How to detect who pressed the gui button?

Help and Feedback Scripting Support
, ,
#1 
SaveEvent.OnServerEvent:Connect(function(plr, saveNo, subject, image)

	if plr.Name == tostring(Values.Owner.Value) then
    ...

I created a gui button that performs the save function. When you press this button, the player value and the save data are transmitted through remotevent.

My concern is that if a hacker player puts another player’s value in the plr value, and sends the stored data at their disposal, there is a possibility that other players’ stored data will be compromised. I want to prevent this, but I don’t know what to do.

All that exists now is that poor player verification.

#2

Don’t ask what datastore they are saving, just assume its the LocalPlayer.

#3

You could send that from the client like this:

SaveEvent:FireServer(saveNo, subject, image)

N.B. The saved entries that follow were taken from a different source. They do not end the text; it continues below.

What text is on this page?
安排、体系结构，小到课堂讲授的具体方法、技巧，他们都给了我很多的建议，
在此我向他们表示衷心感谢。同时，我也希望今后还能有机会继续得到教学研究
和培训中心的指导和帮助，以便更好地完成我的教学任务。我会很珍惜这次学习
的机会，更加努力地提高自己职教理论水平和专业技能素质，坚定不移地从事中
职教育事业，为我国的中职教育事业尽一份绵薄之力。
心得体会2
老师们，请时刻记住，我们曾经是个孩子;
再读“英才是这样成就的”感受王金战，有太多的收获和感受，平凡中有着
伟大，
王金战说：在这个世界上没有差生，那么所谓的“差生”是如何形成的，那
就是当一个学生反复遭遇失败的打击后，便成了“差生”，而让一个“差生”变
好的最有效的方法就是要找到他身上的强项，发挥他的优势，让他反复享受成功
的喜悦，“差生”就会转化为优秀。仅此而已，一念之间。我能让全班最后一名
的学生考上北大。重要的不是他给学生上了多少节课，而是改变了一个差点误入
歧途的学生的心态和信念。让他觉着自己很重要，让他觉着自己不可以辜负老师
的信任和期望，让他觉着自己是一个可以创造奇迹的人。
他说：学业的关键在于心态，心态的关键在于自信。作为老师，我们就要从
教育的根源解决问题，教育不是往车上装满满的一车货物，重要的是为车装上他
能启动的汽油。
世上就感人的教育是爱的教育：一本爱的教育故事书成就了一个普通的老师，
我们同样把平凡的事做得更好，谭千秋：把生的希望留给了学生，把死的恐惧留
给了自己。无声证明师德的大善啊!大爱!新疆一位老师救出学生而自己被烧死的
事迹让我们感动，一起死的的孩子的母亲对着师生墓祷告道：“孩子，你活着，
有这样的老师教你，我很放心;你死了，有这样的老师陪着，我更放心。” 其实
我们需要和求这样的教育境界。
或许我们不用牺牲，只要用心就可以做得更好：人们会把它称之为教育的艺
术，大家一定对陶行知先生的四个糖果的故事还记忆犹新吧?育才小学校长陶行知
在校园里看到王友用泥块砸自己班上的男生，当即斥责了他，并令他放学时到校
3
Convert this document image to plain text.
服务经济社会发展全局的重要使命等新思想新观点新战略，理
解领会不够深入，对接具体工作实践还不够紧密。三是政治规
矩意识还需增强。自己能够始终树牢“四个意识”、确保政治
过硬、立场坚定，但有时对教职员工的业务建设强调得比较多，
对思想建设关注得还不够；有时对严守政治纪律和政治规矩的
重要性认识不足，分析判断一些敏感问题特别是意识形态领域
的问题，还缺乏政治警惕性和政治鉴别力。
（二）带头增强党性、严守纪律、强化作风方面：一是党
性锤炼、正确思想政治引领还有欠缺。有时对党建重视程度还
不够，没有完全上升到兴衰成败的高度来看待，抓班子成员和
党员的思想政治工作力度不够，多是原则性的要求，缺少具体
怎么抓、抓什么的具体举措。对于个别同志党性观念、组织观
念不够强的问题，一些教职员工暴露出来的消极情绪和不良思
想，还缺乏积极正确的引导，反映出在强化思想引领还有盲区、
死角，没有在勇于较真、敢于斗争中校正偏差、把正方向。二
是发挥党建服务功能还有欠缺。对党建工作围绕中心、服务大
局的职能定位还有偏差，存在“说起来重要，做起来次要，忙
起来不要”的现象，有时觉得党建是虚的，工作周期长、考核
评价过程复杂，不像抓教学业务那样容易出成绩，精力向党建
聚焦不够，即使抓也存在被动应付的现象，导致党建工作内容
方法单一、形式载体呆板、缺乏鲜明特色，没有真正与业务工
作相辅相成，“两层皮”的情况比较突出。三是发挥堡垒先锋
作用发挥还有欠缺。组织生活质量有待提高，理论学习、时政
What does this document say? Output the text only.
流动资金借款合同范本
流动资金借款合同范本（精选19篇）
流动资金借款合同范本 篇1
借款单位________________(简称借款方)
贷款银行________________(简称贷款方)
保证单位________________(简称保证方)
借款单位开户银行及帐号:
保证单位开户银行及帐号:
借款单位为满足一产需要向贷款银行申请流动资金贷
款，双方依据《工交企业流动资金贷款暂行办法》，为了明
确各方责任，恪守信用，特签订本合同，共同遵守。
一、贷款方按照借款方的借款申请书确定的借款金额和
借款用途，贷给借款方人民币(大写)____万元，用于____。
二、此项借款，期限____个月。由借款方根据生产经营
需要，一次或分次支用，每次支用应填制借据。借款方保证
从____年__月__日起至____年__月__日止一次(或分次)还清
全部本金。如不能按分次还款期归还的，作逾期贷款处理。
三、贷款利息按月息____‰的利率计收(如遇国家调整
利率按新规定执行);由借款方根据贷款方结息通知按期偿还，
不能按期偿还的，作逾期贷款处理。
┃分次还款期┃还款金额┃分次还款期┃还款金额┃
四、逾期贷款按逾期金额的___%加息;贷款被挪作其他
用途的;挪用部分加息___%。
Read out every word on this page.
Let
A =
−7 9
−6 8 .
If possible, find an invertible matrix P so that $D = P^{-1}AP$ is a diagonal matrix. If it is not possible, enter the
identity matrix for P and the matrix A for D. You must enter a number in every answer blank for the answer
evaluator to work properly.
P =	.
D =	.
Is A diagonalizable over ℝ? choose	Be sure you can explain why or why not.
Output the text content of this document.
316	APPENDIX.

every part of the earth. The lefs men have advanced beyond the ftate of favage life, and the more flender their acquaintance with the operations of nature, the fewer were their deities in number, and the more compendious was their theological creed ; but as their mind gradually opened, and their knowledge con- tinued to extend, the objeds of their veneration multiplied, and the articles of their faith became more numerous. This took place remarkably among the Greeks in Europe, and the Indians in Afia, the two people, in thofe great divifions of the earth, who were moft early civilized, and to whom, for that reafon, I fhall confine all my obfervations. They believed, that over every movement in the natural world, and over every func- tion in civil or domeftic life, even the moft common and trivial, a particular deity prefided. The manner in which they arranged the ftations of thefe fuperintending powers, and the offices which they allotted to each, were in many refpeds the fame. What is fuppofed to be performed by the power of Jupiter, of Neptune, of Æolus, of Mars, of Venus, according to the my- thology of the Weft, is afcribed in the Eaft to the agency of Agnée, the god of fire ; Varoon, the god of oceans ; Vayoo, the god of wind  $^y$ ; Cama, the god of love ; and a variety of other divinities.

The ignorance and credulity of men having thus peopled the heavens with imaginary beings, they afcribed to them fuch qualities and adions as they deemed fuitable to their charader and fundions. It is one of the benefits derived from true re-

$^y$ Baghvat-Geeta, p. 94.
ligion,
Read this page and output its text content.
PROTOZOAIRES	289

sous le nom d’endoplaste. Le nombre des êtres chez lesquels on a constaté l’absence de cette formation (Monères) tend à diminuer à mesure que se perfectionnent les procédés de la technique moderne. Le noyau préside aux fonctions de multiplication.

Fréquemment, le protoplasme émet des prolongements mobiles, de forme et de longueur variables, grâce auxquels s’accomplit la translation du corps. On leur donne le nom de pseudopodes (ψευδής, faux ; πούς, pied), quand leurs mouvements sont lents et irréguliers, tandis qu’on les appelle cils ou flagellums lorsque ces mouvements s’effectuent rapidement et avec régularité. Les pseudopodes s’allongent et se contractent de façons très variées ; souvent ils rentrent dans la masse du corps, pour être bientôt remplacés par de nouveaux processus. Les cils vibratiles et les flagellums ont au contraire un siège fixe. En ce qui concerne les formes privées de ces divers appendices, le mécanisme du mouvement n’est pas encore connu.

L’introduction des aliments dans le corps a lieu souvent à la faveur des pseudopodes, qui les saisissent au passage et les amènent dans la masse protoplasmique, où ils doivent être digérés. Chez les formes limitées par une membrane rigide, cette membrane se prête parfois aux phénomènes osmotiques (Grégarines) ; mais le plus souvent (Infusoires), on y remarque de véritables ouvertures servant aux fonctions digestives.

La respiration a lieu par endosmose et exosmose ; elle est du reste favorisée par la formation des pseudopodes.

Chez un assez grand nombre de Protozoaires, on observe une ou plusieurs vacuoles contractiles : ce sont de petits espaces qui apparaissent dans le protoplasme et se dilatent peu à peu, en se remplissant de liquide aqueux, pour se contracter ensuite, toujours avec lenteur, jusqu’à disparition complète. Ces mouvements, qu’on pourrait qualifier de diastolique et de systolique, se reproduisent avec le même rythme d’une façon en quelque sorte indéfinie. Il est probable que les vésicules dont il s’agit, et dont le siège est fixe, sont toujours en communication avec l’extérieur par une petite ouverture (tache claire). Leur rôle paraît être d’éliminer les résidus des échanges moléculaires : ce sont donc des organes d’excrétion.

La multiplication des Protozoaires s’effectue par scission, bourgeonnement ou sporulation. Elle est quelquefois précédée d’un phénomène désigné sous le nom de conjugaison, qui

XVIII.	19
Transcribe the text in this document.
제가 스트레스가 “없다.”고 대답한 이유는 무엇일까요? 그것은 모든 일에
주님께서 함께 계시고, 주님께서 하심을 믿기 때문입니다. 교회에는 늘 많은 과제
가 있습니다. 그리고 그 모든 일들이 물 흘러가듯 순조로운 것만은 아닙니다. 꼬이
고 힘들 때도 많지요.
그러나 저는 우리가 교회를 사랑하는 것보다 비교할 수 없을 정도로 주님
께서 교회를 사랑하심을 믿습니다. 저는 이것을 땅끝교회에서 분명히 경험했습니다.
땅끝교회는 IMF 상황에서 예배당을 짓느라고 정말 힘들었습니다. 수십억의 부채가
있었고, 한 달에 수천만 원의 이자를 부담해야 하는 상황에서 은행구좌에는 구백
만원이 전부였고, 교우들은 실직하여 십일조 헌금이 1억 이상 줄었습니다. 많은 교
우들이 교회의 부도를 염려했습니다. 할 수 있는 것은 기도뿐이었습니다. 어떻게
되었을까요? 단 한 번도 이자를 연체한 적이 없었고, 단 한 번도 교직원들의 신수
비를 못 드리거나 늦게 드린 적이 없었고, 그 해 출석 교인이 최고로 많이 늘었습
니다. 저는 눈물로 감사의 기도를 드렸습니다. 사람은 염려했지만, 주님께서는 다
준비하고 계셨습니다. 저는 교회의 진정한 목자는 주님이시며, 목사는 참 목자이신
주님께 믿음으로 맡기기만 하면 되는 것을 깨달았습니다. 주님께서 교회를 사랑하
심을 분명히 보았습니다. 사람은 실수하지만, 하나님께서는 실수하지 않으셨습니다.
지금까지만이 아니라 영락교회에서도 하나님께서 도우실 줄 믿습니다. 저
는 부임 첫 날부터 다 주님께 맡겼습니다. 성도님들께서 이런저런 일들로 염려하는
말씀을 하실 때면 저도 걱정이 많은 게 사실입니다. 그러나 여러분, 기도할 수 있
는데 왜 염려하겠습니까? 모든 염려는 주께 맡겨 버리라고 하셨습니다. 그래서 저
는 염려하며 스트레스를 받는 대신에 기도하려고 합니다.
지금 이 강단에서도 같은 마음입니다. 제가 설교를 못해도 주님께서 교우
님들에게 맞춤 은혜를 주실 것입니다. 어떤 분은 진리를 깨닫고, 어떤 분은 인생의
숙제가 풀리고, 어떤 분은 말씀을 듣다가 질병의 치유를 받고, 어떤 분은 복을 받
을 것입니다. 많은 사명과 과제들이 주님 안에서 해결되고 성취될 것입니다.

The player is always the first passed value, even if you don’t state it explicitly, and it is always the local player that triggered it from the client script. As at run time every player has a copy of this script locally and only they can click anything on their copy of the Gui.

You can go a bit further by checking the player ID that was sent. From the server script, that would look like this:

SaveEvent.OnServerEvent:Connect(function(plr, saveNo, subject, image)
    local players = game:GetService("Players")
    
    if players:GetPlayerByUserId(plr.UserId) then
    else warn("Invalid player attempt:", plr.Name)
    end
end)

Notice how plr is part of the server connect call even though I didn’t state that from the client.

1 Like
#4

So my code is in good condition? That’s a relief!

1 Like
#5

This topic was automatically closed 14 days after the last reply. New replies are no longer allowed.